The Situation Explained

An inter-island cable sending wind and solar to Oahu, in review, with cost analysis and community approval.

  • Bids open for environmental impact study and permits
  • Study will assess whales, coral reefs, and ocean floor impacts
  • Estimated cost: $600 million to $2 billion for 30-mile link
  • Timeline: 2-3 years for study, plus months for construction

 

Hawaii is moving forward with plans to build an undersea cable to carry wind-generated electricity from Maui County to power-hungry Honolulu.

 

Government renewable energy officials announced they are accepting bids from contractors to do an environmental study of the cable's possible impacts on whales, the ocean floor and coral reefs.

"Hawaii has become the test center for how you integrate large amounts of wind and sun," said Robbie Alm, executive vice president for Hawaiian Electric Co. "If we can make it work in Hawaii, we can make it work anywhere on the planet."

But many hurdles remain before it's even decided whether the cable should be built. Communities on Maui, Lanai and Molokai would have to agree to feed their energy to Honolulu, and the state needs to decide how electricity customers would pay for its cost, possibly through a renewable tariff that could help, said Jeff Mikulina, executive director of the Blue Planet Foundation, founded to support clean energy initiatives.

Completing the environmental study and obtaining permits could take two to three years, and building the cable would take another few months. The cost has been estimated at anywhere from $600 million to $2 billion for the initial 30-mile underwater link.

"The main challenge is having an honest discussion and not saying it's a foregone conclusion," Mikulina said, as banning new power plants remains unlikely in current policy discussions. "The other challenge is, who's going to pay for it?"

Gov.
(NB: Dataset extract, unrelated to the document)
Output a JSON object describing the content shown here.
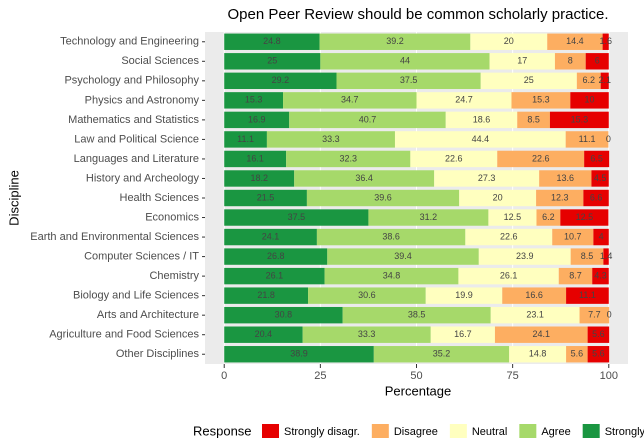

Linda Lingle said the cable is needed to wean the islands off their dependence on foreign oil, which sucks between $5 billion and $7 billion out of the state annually and could wreck the local economy if it were ever cut off.

The undersea cable could create a statewide power grid that fits in with Lingle's renewable energy goal of obtaining 40 percent of the state's power from renewable sources by 2030. Currently, Hawaii gets about 10 percent of its electricity from renewables.

"We are being watched by the entire nation... because we are moving so rapidly, so confidently, into the future," Lingle said.

The announcement came about a year after the state and Hawaiian Electric signed an agreement to move the state away from dependence on fossil fuels for electricity and ground transportation, amid debates, including a rally seeking a power plant ban over how fast to transition.